The 50th anniversary of Hungary's anti-Soviet uprising, which forced 200,000 people to flee the country, should serve as a reminder of the world's need to generously aid victims of political persecution, the U.N. refugee chief said Monday.

"Unfortunately, today we are witnessing situations in which the amount of suffering is much greater than what we saw in Budapest and the indifference is also much greater," said Antonio Guterres, the U.N. high commissioner for refugees.

Guterres did not mention any current refugee crisis. UNHCR has criticized European countries for making it difficult for asylum seekers fleeing from conflict zones, such as in Iraq or Sudan's western region of Darfur.

The global refugee body marked the Hungarian uprising's anniversary by remembering the "massive effort" of aid agencies and neighboring countries to help Hungarians who escaped across the border to either Austria or Yugoslavia.

It noted, in particular, the work of Austrians to help care for the refugees and enable some 180,000 to establish permanent residence in other countries, but said the world seems five decades later "much less inclined to respond with such spontaneous hospitality."

"The international community must be prepared in a generous, open way to deal with refugee problems," Guterres said in a statement. "Problems like that will continue happening time and time again."

Several events were being held Monday in Budapest for the anniversary of the start of the uprising, including the unveiling of a large memorial near the spot where an 18-meter-high (60-foot-high) statue of Stalin was toppled and cut into pieces.

Around 2,800 Hungarians and 700 Soviet troops were killed when the 1956 revolution was crushed by Red Army troops. After the military defeat, strikes and protests continued for several weeks until a Soviet crackdown definitively ended the uprising in January 1957, reports AP.

At the time of the uprising, UNHCR only had a temporary mandate and was scheduled to expire in 1958. It was established by the U.N. General Assembly in 1950 to deal with the millions of European refugees left over from World War II.

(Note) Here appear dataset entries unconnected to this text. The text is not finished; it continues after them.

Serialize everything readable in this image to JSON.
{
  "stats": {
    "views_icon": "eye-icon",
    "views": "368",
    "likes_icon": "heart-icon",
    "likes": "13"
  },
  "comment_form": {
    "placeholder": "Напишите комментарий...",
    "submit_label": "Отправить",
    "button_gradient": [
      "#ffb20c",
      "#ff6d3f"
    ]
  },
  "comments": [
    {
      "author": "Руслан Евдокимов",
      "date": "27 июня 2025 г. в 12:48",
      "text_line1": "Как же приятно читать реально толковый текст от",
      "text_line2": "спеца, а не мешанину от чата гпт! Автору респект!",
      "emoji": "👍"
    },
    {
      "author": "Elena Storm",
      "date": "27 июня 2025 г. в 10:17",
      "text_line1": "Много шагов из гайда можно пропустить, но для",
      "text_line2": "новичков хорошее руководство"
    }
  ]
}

The resettlement program for Hungarians was the first major refugee relief operation of its kind. International asylum laws were still only partly written and never before had a national or ethnic group been granted immediate refugee status without each person having to be assessed individually which the Geneva-based agency credits with benefiting tens of millions of refugees since.

"Both governments and people were tremendously committed to help the people fleeing from Hungary at that time," Guterres said. "It was the first movement in which refugees were recognized en masse. We had 100,000 people resettled in the first 10 weeks which I think is inconceivable today."